Commenting on whether Guernsey’s decision had affected the Island’s stance, Senator Le Fondré said: ‘Jersey remains committed to supporting Ukraine and its people following the continued hostilities from Russia.
‘To date, Jersey has allocated more than £2m to assist the people of Ukraine, with Jersey Overseas Aid distributing the funds to support health facilities, vulnerable people, and to build the capacity of humanitarian teams in Ukraine and neighbouring countries. Jersey ranks among the highest per-capita donors to the UNHCR and we are incredibly grateful for their efforts and generosity of Islanders.’
He added that 23 Ukrainian citizens had been welcomed to the Island under the Family Visa Scheme.
‘Four more Ukrainian nationals are scheduled to arrive imminently, with approximately 30 more potentially coming to the Island in the near future. We remain committed to the Family Visa Scheme,’ he said.

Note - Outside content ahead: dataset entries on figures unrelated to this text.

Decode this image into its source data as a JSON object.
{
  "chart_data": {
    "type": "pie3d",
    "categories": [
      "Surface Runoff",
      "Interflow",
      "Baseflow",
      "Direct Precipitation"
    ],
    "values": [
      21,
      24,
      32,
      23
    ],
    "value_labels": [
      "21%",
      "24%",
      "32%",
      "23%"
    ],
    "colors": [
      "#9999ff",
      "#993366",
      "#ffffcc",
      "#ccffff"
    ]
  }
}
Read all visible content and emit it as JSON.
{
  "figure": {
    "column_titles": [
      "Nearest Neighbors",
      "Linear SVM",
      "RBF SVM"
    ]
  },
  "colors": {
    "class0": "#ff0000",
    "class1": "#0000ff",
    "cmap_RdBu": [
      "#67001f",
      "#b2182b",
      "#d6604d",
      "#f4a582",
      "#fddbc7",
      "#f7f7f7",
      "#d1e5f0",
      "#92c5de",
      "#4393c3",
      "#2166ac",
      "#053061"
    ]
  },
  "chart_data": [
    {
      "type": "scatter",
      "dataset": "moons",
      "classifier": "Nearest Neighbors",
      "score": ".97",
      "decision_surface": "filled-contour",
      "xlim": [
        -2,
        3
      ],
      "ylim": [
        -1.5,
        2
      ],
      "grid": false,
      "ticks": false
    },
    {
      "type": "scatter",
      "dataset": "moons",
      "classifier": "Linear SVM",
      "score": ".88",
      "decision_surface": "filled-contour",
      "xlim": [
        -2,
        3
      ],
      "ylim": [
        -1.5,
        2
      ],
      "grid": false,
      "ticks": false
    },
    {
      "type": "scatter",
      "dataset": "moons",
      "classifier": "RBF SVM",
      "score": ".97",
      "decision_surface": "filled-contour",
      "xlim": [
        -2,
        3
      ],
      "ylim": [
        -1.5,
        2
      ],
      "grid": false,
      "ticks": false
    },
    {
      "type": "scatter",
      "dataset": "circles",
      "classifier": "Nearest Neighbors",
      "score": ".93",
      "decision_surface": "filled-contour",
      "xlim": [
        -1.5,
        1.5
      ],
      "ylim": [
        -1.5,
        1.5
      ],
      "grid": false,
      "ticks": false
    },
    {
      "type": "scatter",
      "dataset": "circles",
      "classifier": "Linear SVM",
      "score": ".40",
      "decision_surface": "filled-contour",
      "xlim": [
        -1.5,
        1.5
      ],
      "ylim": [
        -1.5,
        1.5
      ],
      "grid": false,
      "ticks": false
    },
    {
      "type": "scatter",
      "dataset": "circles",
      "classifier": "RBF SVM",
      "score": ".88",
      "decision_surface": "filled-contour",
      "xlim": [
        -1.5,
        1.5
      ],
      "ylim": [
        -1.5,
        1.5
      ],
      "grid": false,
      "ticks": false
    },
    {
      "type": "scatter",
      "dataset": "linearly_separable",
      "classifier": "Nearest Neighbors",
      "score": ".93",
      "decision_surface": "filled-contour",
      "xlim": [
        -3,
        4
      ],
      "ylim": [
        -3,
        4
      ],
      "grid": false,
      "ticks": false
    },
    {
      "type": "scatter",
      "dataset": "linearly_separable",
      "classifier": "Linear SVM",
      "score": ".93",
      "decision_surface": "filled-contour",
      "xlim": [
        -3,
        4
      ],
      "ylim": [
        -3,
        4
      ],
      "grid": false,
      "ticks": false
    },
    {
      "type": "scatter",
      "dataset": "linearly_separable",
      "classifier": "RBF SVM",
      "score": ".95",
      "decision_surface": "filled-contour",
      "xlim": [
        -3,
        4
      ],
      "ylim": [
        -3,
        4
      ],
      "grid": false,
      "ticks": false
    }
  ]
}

‘Any possible expansion of visa entry into Jersey for Ukrainian refugees will be reviewed once we have resolved the significant restrictions of Jersey’s legal structure in terms of housing, employment, immigration controls, and benefits, which control the flow of new residents and migrants into the Island.’
Former States Deputy Jennifer Bridge, who was among those to offer accommodation to refugees, said: ‘I am fully aware of the wonderful outpouring of practical and financial support the Island has offered on the ground. However, it is important that we do play our part [in taking people in] because this is an enormous humanitarian crisis.
‘The government seems to have a different philosophy and appears to be using the financial aid as a justification for keeping the impact of the war far from our shores. Over a hundred people have offered accommodation and others have offered jobs. I think that having new people in the Island could be seen as an addition, not a drain.’
An online petition calling for the government to introduce a programme similar to the UK and Guernsey’s Homes for Ukraine scheme has attracted 78 signatures.